Я говорю: встает вопрос, это значит — я привык его себе задавать, привык благодаря общению с Адрианом, прозорливость или, если так можно сказать, чуткость которого в данной области была совершенно неподкупна. Я же, по своему природному добродушию, отнюдь не разделял мнений, походя им формулируемых и всегда причинявших мне боль: больно было не за свое оскорбленное добродушие, а за Леверкюна; они ранили, угнетали, пугали меня потому, что я видел в них опасное усложнение его жизни, силу, сковывавшую его дарование. Я слышал, как он сказал:
— Произведение искусства! Это обман. Обывателю хочется верить, что оно еще существует. Но это противно правде, это несерьезно.
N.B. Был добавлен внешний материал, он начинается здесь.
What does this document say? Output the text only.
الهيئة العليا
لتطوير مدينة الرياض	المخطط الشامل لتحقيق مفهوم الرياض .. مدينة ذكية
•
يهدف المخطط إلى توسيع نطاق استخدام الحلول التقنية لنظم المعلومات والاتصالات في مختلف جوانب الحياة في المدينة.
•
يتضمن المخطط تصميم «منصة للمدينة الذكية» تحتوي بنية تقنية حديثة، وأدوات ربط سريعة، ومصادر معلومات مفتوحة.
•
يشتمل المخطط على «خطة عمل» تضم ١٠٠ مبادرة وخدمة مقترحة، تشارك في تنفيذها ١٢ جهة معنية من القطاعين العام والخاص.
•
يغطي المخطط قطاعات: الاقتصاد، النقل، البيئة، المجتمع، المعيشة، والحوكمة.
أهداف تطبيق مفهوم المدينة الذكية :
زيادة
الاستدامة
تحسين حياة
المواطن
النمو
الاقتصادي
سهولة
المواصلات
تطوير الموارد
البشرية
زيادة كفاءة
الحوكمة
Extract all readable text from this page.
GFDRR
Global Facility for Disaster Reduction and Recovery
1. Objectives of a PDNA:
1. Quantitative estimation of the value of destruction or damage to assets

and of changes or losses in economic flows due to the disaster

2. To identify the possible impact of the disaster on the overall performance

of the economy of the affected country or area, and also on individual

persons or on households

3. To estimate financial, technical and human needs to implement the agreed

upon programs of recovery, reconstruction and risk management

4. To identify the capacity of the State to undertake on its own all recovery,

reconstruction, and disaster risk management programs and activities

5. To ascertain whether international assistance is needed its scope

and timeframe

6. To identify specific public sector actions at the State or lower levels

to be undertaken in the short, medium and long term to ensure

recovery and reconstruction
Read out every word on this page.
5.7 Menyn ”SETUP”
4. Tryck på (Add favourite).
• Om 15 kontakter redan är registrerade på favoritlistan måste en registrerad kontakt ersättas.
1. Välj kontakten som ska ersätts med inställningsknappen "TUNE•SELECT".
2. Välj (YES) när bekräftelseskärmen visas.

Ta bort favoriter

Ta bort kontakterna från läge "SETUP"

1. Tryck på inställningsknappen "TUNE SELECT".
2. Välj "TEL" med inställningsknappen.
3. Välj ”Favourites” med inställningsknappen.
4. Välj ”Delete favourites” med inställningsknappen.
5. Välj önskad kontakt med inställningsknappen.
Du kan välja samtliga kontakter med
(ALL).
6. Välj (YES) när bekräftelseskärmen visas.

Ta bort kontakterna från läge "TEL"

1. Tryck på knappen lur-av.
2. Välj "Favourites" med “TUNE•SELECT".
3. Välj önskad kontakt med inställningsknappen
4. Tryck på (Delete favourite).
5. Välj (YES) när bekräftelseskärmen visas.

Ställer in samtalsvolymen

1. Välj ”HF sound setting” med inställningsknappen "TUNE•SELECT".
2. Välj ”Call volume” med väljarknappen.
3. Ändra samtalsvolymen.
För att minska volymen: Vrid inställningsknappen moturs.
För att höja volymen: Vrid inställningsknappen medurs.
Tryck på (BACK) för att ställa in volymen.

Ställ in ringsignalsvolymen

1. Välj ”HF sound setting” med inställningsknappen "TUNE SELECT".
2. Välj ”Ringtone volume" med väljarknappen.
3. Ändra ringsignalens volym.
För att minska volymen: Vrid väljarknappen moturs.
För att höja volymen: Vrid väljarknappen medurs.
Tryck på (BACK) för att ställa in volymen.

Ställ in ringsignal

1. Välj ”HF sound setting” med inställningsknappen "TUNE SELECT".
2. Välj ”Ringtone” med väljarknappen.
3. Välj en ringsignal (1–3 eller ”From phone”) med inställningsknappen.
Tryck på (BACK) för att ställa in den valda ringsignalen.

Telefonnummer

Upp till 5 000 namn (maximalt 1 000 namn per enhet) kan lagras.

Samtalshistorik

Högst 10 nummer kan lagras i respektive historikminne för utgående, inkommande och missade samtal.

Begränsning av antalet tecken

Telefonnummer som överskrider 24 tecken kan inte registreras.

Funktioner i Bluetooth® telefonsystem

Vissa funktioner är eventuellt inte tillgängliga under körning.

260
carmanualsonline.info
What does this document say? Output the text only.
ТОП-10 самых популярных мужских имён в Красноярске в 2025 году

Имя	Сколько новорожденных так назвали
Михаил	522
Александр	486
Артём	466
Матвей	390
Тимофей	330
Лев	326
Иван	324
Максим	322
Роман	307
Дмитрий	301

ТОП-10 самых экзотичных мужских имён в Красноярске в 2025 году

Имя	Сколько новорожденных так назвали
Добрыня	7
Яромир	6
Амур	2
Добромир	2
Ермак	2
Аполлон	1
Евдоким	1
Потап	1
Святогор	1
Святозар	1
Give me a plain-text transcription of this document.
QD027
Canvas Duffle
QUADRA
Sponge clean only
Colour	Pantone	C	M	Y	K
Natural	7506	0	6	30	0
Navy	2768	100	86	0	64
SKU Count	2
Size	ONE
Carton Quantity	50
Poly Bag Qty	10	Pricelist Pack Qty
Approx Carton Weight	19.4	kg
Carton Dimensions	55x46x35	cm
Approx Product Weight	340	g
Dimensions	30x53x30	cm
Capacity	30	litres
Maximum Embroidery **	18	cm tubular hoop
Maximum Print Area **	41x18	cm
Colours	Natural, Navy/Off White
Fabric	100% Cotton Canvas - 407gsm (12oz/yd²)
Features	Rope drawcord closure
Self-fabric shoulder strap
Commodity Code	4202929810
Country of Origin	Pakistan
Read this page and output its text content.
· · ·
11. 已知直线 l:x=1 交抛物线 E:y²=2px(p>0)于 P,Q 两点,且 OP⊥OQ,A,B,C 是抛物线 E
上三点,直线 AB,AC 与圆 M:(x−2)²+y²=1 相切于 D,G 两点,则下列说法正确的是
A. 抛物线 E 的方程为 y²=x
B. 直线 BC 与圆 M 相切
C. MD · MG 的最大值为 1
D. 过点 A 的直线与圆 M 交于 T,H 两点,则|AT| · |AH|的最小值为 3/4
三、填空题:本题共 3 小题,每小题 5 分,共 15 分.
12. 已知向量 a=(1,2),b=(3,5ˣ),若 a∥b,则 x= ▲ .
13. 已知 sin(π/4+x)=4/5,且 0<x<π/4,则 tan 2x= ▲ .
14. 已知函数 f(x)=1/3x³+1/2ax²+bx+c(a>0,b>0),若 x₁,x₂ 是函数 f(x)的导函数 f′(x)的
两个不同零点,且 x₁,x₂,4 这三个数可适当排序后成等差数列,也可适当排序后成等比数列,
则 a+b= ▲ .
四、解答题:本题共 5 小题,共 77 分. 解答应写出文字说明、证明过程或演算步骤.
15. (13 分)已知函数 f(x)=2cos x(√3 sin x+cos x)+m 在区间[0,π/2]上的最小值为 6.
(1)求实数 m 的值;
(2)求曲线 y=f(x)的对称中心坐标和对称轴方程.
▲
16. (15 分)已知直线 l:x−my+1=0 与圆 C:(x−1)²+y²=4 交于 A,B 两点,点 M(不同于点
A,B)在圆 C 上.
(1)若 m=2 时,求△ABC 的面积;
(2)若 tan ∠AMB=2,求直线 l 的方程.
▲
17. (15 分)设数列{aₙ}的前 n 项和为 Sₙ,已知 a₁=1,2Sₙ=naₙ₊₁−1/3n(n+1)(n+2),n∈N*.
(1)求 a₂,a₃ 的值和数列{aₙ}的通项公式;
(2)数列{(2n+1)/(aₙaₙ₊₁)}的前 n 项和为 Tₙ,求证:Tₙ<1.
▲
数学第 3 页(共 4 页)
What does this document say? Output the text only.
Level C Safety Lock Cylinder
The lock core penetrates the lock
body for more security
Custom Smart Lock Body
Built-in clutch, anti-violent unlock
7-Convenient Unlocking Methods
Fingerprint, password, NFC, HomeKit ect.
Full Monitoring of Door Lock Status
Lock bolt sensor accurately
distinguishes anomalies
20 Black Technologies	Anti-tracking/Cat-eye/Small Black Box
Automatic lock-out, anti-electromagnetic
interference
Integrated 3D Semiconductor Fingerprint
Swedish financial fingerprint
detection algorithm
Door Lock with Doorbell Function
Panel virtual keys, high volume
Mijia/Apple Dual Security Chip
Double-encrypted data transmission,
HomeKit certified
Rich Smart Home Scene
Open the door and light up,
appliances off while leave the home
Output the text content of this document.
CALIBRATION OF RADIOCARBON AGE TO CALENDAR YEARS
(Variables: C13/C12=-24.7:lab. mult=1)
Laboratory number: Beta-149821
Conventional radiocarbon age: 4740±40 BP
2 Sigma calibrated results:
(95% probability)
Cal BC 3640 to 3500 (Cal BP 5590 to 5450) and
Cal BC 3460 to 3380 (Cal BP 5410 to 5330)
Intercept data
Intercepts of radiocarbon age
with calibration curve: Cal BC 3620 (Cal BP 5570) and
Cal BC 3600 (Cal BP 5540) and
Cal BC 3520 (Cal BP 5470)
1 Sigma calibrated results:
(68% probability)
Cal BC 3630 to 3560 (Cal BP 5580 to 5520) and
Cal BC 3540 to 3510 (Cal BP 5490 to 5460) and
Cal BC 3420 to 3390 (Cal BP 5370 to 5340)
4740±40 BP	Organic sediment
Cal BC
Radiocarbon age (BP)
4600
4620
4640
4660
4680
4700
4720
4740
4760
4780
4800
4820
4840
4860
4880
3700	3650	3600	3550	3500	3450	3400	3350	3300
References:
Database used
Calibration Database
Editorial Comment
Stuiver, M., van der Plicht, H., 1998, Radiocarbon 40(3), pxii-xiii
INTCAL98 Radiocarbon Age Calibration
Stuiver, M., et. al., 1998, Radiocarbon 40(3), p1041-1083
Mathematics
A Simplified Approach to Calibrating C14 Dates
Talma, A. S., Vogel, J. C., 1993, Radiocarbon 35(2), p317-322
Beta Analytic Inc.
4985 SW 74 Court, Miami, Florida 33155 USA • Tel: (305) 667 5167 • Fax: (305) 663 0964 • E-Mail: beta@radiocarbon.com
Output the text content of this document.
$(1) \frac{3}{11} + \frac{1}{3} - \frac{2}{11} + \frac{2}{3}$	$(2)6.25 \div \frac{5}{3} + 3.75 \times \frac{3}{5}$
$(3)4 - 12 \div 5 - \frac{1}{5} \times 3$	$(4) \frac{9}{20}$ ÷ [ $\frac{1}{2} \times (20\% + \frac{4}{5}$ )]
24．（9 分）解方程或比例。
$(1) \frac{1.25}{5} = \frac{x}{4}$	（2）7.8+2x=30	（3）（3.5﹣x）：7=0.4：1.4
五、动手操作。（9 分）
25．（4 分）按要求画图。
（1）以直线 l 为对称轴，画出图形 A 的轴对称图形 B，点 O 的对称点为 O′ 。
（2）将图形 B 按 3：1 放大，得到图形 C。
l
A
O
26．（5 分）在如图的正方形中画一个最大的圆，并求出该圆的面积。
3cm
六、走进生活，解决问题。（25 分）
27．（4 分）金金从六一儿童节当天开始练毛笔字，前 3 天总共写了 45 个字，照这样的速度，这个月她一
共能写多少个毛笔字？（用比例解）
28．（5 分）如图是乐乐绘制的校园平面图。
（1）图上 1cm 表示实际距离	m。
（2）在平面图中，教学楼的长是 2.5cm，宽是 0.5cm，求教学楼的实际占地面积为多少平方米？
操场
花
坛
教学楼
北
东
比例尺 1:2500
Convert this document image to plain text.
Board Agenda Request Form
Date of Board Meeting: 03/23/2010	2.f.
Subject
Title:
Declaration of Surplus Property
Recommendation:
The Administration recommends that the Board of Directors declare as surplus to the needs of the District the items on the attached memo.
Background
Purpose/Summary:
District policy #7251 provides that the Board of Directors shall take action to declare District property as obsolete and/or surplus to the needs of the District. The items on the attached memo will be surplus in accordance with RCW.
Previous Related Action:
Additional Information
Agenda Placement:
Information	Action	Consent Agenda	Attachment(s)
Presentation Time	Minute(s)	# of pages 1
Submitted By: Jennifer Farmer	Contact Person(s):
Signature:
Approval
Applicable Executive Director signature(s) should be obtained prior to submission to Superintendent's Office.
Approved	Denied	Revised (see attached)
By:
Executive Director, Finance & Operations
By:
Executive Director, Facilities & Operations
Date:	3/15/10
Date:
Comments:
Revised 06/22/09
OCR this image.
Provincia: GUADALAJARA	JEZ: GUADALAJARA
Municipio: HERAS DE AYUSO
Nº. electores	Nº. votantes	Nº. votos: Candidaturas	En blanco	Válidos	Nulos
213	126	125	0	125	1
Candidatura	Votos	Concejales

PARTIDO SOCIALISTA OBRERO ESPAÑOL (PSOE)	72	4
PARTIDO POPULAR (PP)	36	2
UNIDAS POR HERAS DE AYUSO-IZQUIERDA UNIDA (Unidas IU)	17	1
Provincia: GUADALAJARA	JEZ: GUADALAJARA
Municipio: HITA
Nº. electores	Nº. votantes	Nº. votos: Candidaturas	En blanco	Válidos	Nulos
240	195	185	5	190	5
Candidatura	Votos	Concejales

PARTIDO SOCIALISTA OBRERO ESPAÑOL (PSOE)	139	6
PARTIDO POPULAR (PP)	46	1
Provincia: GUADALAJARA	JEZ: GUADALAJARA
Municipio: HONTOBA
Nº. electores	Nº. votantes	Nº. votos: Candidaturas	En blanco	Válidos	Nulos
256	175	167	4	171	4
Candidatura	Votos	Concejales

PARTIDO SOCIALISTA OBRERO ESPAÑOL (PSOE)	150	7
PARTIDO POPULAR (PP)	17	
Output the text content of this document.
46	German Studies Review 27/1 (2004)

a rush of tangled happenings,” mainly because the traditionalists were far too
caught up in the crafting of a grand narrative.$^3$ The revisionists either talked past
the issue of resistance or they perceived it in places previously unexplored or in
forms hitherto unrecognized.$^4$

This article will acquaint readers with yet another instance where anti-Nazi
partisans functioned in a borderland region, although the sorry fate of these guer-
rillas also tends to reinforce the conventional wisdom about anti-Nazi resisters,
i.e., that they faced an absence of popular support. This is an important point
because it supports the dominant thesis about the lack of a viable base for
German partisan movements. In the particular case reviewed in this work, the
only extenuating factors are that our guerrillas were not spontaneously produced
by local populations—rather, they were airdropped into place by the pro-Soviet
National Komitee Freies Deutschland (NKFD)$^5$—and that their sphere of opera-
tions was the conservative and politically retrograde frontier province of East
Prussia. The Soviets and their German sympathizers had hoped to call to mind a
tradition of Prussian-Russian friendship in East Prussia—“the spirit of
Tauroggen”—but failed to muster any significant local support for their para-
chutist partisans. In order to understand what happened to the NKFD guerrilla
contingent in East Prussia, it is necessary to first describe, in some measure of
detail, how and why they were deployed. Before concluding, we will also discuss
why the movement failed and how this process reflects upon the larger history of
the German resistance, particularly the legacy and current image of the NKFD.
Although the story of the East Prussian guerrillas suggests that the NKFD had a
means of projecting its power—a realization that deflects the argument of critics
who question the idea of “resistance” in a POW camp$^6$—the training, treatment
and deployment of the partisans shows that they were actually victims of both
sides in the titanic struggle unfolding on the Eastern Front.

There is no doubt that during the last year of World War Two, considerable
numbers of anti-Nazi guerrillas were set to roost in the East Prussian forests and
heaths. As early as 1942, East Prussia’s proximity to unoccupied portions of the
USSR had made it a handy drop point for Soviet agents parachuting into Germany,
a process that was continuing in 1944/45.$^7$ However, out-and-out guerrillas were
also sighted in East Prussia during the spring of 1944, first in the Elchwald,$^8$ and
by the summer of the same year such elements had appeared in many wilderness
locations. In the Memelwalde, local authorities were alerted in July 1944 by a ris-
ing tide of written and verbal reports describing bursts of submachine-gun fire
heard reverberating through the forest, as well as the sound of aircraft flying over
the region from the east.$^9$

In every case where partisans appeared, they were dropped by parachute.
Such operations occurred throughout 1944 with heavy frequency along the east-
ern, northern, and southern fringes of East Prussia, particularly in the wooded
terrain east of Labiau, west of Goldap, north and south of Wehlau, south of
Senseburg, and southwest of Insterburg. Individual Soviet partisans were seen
Правдиво и серьезно только нечто краткое, только до предела сгущенное музыкальное мгновение…
Как же это могло меня не заботить, если я знал, что он сам собирается создать произведение искусства, сочинить оперу!
Еще я слышал, как он сказал:
— Уже сегодня совесть искусства восстает против игру и иллюзии. Искусство больше не хочет быть игрой и иллюзией, оно хочет стать познанием.
Но разве то, что перестает соответствовать своему определению, не перестает существовать вообще? И как может искусство пребывать в роли познания? Я вспоминал его письмо Кречмару из Галле, где говорилось о расширении области банального. То письмо не поколебало веры учителя в призвание своего ученика. Но эти новейшие умозаключения, направленные против игры и иллюзии, то есть против самой формы, намекали, казалось мне, на такое расширение области банального, недопустимого, что это уже грозило поглотить искусство вообще. С великой тревогой задавал я себе вопрос, какие усилия, какие интеллектуальные уловки, какие обходные пути, какая ирония понадобятся, чтобы спасти и завоевать искусство, чтобы добиться опуса, который, пародируя невинность, включал бы в себя ту самую познавательность, у коей он отвоеван!
Однажды, точнее — однажды ночью, моему бедному другу привелось услыхать из ужасных уст, от кошмарного пособника подробности затронутого здесь сюжета. Соответствующая запись сохранена, и я приведу ее в свое время. Она-то по-настоящему и объяснила мне тот инстинктивный страх, который будили у меня тогда Адриановы замечания. Но то, что я выше назвал «пародией на невинность», — как часто, как рано и как своеобразно проявлялось это в его продукции! В ней, на высочайшей ступени музыкального мастерства и на фоне величайшей напряженности, встречаются «банальности», — разумеется, не в сентиментальном смысле и не в смысле нарочитой доходчивости, а в смысле технического примитивизма, то есть наивности или квазинаивности, которые Кречмар, ухмыляясь, спускал своему необычному питомцу, ибо конечно же понимал, что это не наивности первой степени, если можно так выразиться, а нечто стоящее по ту сторону нового и приевшегося, дерзание под видом пробы пера.